Wegner explained that traditional plasmid libraries suffer from uneven distribution of guide RNAs, often measured by a high skew between the most and least abundant sequences. Vivlion’s proprietary method bypassed several cloning steps, replacing sequences in phage-derived single-stranded plasmids through site-directed mutagenesis. This approach significantly improved library uniformity, achieving skew values as low as 1.6 – much closer to the ideal of 1.0 – thus enabling lower coverage without sacrificing statistical confidence.
Vivlion demonstrated these advantages through collaborations, notably with Repare Therapeutics. In one study, a reengineered version of the widely used Toronto KnockOut v3 library achieved superior results at one-quarter the usual guide representation, maintaining hit identification in viability screens. This proved Vivlion’s claim that better uniformity permits significant experimental downscaling.

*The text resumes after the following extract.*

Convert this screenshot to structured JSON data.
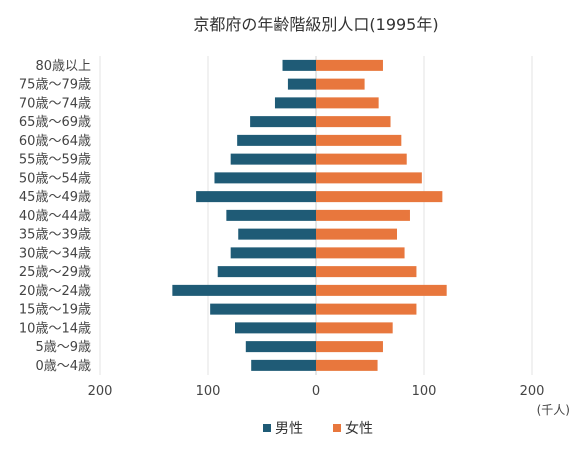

Wegner also described the development of their genome-wide library, comprising four empirically validated guide RNAs per gene, selected from published datasets. Compared to existing libraries, Vivlion’s version showed improved performance in essential gene dropout and overall guide RNA activity.
He introduced two advanced strategies: fixed pair (dual guides targeting one gene) and multiplexing (targeting two genes per cell), which improved editing efficiency and enabled direct combinatorial screening without the need for isogenic cell line clones. These methods support exploration of genetic interactions, such as BRCA-PARP synthetic lethality, across multiple contexts.
The talk concluded with an aspirational roadmap to build genome-wide gene interaction datasets using compressed screening strategies and iterative design informed by AI. Wegner also highlighted Vivlion’s modular services, from library design and screening to bioinformatics and consulting, all built around their core strength: high-uniformity CRISPR libraries. This technology, he argued, positioned Vivlion to lead in scalable, precise functional genomics.